2008-08-11 17:00:48 [ndbd] INFO     -- Angel pid: 3052 ndb pid: 3053
2008-08-11 17:00:48 [ndbd] INFO     -- NDB Cluster -- DB node 4
2008-08-11 17:00:48 [ndbd] INFO     -- Version 5.0.51 --
2008-08-11 17:00:48 [ndbd] INFO     -- Configuration fetched at 192.168.1.1 port 1186
2008-08-11 17:00:48 [ndbd] INFO     -- Start initiated (version 5.0.51)
2008-08-11 17:08:39 [ndbd] INFO     -- Error handler startup shutting down system
2008-08-11 17:08:40 [ndbd] INFO     -- Error handler shutdown completed - exiting
2008-08-11 17:08:40 [ndbd] INFO     -- Angel received ndbd startup failure count 1.
2008-08-11 17:08:40 [ndbd] ALERT    -- Node 4: Forced node shutdown completed. Occured during startphase 5. Caused by error 2341: 'Internal program error (failed ndbrequire)(Internal error, programming error or missing error message, please report a bug). Temporary error, restart node'.

If you need the trace_log please let me know where to send it to.

Thanks
[12 Aug 2008 1:21] Farhad Shakeri
trace log for node 4

Attachment: ndb_4_trace.log.11.gz (application/x-gzip, text), 52.56 KiB.

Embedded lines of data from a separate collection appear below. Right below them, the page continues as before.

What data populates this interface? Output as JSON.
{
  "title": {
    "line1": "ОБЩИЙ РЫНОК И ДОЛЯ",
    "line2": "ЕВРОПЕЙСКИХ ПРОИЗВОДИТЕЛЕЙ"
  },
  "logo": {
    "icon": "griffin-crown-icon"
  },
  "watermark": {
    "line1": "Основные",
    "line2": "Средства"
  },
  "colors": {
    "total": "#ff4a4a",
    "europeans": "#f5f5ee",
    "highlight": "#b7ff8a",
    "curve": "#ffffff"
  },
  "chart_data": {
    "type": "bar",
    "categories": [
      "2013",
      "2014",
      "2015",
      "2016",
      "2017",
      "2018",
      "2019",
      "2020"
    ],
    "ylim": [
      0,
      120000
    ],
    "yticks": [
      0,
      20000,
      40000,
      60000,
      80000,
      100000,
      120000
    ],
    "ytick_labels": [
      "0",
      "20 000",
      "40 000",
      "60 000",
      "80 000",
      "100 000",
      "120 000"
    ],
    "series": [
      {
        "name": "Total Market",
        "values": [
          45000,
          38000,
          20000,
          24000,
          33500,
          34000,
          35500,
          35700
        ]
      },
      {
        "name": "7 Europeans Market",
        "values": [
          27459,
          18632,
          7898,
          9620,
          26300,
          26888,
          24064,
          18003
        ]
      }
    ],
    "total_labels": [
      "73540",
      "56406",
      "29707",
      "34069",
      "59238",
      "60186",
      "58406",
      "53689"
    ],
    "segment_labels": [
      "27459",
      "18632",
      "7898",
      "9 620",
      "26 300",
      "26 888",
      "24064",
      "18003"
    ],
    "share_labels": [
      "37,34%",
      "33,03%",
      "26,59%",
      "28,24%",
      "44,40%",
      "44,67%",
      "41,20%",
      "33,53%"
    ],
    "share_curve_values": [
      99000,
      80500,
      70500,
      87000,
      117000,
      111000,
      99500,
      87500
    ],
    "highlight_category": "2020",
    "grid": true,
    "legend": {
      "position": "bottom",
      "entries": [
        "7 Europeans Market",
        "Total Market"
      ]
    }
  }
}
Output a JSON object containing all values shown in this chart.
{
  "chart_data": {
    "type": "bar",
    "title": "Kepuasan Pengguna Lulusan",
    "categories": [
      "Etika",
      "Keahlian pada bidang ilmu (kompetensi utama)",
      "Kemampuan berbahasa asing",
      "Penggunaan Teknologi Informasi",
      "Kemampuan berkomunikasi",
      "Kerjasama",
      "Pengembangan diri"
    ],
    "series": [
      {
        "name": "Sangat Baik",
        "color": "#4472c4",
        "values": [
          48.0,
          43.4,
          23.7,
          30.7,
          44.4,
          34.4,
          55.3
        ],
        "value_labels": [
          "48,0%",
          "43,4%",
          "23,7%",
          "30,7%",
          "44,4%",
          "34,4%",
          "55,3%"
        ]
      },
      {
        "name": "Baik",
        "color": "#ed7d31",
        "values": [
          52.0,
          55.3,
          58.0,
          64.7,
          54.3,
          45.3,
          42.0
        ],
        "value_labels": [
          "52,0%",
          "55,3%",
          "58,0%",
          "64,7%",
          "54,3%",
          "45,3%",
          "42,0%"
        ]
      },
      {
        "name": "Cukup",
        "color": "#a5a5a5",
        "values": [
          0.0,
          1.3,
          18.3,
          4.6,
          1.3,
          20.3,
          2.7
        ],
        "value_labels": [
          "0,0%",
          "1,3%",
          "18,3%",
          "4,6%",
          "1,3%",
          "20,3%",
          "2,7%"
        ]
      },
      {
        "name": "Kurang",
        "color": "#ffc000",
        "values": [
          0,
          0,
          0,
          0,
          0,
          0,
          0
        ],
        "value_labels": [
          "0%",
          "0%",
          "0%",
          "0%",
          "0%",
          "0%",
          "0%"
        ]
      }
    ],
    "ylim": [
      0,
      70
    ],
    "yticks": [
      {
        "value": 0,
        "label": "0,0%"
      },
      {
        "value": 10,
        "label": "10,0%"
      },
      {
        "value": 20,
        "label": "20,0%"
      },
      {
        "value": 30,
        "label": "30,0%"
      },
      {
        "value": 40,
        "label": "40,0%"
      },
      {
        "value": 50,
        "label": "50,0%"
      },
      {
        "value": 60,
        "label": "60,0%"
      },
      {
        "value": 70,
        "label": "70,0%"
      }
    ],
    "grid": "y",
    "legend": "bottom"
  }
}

[23 Sep 2008 0:00] Farhad Shakeri
This problem has been solved.  The problem was pin pointed to lack of memory.
We increased the hardware memory by 25%  and DataMemory by 35% and system seems
stable.  Upgrading to 5.0.51 alone was not enough.
[14 Oct 2008 7:11] Bernd Ocklin
I am closing since this issue obviously was solved.